Worst binge-eating I’ve done was during a regional review meeting in Europe. I devoured three ice-creams in one 45-minute session.
For the life of me I cannot articulate the benefits of meetings. They must be important, as this is where employees spend 90% of their time.
I must have Homer Simpson’s attention span, or suffer from ADD (a trendy ailment these days). The main thing is: I’m biased. In my twelve years at school I honed my sleep-with-eyes-open skills. I spent most waking hours in classrooms, so I can safely write six years off my life. In many ways, I'm scarred.

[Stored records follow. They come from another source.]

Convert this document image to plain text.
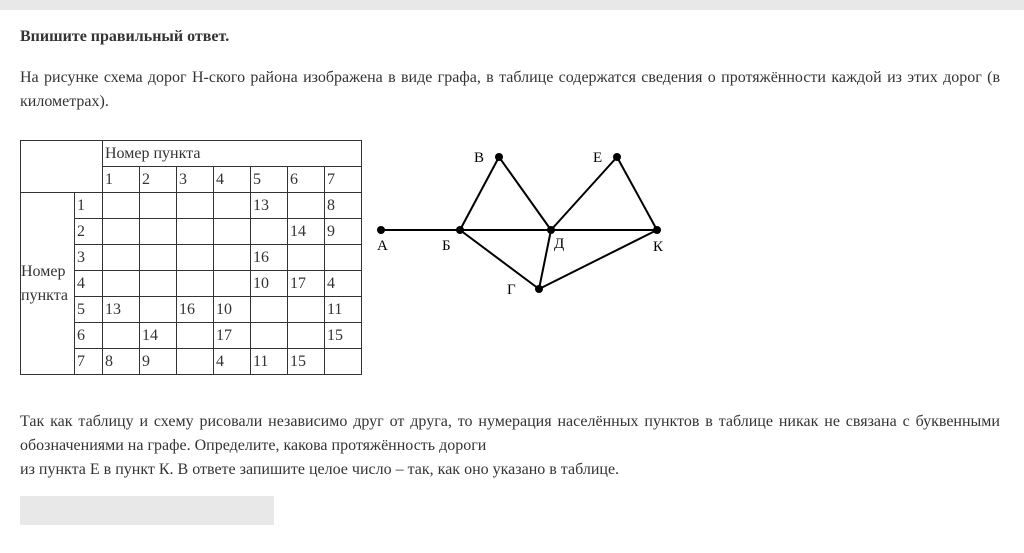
Впишите правильный ответ.
На рисунке схема дорог Н-ского района изображена в виде графа, в таблице содержатся сведения о протяжённости каждой из этих дорог (в километрах).
		Номер пункта						
		1	2	3	4	5	6	7
Номер пункта	1					13		8
	2						14	9
	3					16		
	4					10	17	4
	5	13		16	10			11
	6		14		17			15
	7	8	9		4	11	15	
А	Б
В
Г
Д
Е
К
Так как таблицу и схему рисовали независимо друг от друга, то нумерация населённых пунктов в таблице никак не связана с буквенными обозначениями на графе. Определите, какова протяжённость дороги
из пункта Е в пункт К. В ответе запишите целое число – так, как оно указано в таблице.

So, meetings suck the life out of me. I believe most of them are counter-productive. Here is why:
1. Compliance
Most employees do them because they’re expected to. It’s about busywork. Calendars need to be decorated with enough colorful blocks, to exhume the proper level of busyness. If you cannot do this yourself, hire a PA to do it for you. Bonus: this makes you look even busier.
2. Safety
Meetings are a way to diffuse and evade responsibility for decisions. Yeah, let's spend week after week “reviewing with stakeholders.” It is so much safer that taking swift decisions ourselves.
3. Lack of trust
How many times do we receive complaints out of the woodwork from that colleague lamenting about being left out of the loop? Prevalent corporate culture places no trust on any individual making the right decision on their own.
Meetings are where workers go, sit down, and watch the water-cooler gang dispense sentimental claptrap at each other for an hour. Why work, when you can meet colleagues and finesse them with the latest jargon you’ve picked up.
Alas, there is one guaranteed outcome from all this. A long meeting-minutes email, featuring enough action items to warrant even more follow-up meetings.
How many meetings did you go to today?